Öğrenme işlemi bittikten sonra anımsamanın gücü,bilginin bir çeşit sindirildiği kısa süre içinde oldukça yüksektir.Aradan zaman geçtikçe bu güç hızla azalmaya başlar,ayrıntılar ve ayrıntıların anımsanması güçleşir.Bu durumu önlemenin yolu, bilgiyi yeniden gözden geçirmek ile belirli çalışma ve dinlenme süreleri uygulamaktır.Örneğin okuma işlemini 20 ile 40 dakika arasında değişen sürelere bölerek anımsamayı geliştirme metodu uygulanabilir.On dakikalık bir boşluğu on dakikalık bir anımsama süresi izler ve böylece anımsanan bilgilerin zihine yerleştirilip daha önceki bilgilerle karşılaştırılması sağlanır.Aynı bilginin ertesi gün iki ile dört dakikalık süreler içinde,bir hafta sonra da iki dakikalık süreler içinde yeniden gözden geçirilmesiyle bellek pekiştirilir.
*
Zihinde tutma işlemi için bir diğer işlem,çeşitli bilgilerden oluşmuş bir grubu özetleyen bir anahtar sözcükten veya bir deyimden yararlanmaktır.Zira beyin bu bilgileri aynı biçimde depolamıştır.Bütün bunlar belleği eğitmek için kullanılan yöntemlerdir.Böylece düşünceleri birbirlerine çağrışım yoluyla bağlamak veya düşünceler arasında ilişki kurmak gerçekleşir.Uzun zamandan beri ‘belleği eğitme bilimi’ diyebileceğimiz bir sistem kullanılmaktadır.Bu sistemle bilgiler olabildiğince kolay depolanacak birimler halinde düzenlenir.Örneğin sayıları,tarihleri veya söylenmesi zor olan adları öğrenmek için kafiyelerden yararlanılır.Bir diğer yöntemde ise kolayca anımsanacak anahtar sözcüklerle düşsel bir resim çizilir.Bilinmeyen olaylar ve adlarla bilinenler arasında ilişki kurulur.
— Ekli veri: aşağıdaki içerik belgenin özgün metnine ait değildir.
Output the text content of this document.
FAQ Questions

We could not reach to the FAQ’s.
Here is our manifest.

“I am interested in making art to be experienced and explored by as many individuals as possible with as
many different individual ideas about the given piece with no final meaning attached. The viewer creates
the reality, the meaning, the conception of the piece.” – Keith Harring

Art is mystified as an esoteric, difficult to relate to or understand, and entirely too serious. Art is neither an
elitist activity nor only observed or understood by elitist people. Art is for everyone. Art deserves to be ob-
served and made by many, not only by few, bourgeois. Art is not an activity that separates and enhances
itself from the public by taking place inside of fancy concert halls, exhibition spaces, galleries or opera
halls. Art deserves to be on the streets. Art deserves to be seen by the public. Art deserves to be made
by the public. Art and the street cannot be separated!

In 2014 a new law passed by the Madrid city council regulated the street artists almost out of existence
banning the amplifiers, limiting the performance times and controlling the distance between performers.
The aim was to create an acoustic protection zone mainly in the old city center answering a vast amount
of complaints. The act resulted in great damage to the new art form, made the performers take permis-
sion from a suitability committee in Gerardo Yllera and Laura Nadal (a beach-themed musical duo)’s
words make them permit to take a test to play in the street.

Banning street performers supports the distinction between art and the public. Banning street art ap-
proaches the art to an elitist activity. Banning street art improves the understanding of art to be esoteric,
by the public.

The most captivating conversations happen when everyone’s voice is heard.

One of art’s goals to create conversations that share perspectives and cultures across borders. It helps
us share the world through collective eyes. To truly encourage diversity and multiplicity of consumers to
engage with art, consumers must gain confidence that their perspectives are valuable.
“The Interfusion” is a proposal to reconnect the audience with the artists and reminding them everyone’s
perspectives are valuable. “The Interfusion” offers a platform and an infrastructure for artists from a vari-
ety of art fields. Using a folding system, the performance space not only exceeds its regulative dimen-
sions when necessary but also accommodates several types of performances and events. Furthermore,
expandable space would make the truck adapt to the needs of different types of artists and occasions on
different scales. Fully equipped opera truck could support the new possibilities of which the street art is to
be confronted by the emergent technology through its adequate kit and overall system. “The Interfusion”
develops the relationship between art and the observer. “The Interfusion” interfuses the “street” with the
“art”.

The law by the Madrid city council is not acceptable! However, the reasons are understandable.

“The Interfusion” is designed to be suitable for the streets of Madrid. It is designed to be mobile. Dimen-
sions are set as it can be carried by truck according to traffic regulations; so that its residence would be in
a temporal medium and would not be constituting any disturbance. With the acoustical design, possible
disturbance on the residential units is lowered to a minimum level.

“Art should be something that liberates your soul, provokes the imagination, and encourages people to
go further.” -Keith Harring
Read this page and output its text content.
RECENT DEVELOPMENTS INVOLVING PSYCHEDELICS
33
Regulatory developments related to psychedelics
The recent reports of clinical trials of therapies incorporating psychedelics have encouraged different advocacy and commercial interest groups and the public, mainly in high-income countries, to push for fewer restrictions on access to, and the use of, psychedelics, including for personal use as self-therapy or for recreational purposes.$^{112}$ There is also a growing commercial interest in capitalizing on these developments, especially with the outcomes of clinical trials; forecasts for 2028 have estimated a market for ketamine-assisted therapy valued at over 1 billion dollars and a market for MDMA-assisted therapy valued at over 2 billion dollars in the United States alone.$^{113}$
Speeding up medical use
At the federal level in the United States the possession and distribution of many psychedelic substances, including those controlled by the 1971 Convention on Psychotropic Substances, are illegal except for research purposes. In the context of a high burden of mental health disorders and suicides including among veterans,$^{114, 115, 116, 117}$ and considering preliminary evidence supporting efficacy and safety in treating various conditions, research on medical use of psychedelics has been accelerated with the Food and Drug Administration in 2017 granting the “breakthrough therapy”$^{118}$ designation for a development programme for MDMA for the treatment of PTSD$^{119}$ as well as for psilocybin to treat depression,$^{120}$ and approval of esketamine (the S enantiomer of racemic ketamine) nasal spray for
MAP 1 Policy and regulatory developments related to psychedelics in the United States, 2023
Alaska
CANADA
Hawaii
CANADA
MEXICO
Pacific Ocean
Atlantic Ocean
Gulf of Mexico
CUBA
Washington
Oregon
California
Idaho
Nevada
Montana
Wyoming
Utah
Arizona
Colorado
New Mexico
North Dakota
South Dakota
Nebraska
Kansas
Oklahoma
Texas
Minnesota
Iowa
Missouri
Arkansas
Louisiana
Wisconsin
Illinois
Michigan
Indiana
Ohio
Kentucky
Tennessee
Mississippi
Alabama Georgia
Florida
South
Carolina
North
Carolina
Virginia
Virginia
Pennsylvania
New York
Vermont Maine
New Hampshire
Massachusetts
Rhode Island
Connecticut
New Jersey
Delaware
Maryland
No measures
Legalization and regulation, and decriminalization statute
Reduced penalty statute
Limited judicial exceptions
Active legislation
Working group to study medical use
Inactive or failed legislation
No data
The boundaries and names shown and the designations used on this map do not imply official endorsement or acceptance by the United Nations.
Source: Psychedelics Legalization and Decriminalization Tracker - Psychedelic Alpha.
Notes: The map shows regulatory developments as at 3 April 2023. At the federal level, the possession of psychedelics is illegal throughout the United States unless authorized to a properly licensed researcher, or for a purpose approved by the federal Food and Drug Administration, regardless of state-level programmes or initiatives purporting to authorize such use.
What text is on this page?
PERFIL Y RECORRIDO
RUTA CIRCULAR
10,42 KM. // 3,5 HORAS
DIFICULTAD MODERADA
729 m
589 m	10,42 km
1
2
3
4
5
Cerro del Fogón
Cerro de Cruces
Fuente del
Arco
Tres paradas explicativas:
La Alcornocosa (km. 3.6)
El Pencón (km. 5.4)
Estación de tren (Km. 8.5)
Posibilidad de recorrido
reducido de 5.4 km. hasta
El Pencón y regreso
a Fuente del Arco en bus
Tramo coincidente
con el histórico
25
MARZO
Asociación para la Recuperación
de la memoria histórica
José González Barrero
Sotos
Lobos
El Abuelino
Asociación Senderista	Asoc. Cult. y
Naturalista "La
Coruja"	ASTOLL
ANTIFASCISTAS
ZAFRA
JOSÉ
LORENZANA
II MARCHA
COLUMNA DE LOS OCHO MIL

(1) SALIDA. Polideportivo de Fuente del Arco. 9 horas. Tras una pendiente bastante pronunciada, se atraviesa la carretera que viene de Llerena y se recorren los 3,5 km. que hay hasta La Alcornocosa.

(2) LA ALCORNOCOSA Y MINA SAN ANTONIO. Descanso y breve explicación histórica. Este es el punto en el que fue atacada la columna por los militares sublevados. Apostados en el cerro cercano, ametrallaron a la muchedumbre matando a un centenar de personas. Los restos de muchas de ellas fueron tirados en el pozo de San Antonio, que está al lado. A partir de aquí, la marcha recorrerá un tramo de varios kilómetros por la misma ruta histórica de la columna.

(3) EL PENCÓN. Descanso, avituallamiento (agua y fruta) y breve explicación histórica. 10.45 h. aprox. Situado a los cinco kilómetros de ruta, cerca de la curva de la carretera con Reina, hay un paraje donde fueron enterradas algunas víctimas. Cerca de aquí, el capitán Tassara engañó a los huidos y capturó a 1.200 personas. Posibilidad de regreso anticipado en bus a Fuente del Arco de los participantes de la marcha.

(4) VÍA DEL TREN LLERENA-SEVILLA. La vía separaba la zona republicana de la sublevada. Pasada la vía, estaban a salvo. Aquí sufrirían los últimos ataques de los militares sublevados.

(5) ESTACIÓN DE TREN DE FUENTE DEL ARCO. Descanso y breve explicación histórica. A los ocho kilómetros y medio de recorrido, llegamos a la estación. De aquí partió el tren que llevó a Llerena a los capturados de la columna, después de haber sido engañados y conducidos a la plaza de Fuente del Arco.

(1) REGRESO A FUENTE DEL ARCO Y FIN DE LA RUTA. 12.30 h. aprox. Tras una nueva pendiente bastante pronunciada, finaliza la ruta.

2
Öğrenmemizi sağlayan en genel yöntem okumaktır.Ancak okumayı daha etkili kılacak yöntemlerin bilinmesinde yarar vardır.Hızlı okuma ile hem zihin belli bir noktaya toplanır hem de zihinde tutma daha etkili olur.Kelimeleri tek tek izleyerek okuyan bir kişinin aklı ister istemez dağılır.Çünkü bilginin zihne giriş hızı yavaş olmaktadır.Halbuki bir bakışta birkaç sözcük birden okuyan bir kişi,bilgileri zihnine bütün halinde sokar,onları bütün halinde kavrar ve daha çok anımsar.
*
Unutmuş olduğumuz bilgilerin çoğu aslında öğrenmekte olduğumuz bilgiler üzerinde zihnimizi yeterince yoğunlaştırmamış olmamızdan kaynaklanır.Yani unutmanın asıl nedeni tam olarak öğrenmemiş olduğumuz bilgilerdir.Çoğumuz karşılaştığımız kişilerin adlarını hatırlamakta güçlük çekeriz.Dolayısıyla yeni kişilerle tanıştığımızda ileride onların adlarını da unutacağımızdan korkarız.Böyle düşünmemiz anımsama için kullanılan yöntemin tam tersidir.Bizler korkuyla algıladığımız herşeyi unutma eğilimi taşımaktayız.Oysa insan adlarını anımsamak için ,tanıştığımızda dikkat etmek,bu adları içimizden tekrar etmek ve o kişilerle başka şeyler arasında ilişki kurmak çok yararlıdır.Öneğin tanıştığımız kişinin yüzüne dikkatle bakıp yüzünün belirgin özellikleri ile adı arasında bağlantı kurmayı denemek iyi sonuç verir.Tekrarlama adın zihne sağlam olarak yerleşmesini gerçekleştirir.Bu şekilde yapılan zihinsel egzersizler her şey için uygulanabilir.
İnsanlar değişmez bir bellek yapısı,sürekli zihinde tutma özelliği ve şaşmaz bir anımsama yeteneği ile doğmazlar.Diğer beceriler gibi bellek te çalışarak geliştirilmeye ve eğitilmeye muhtaçtır.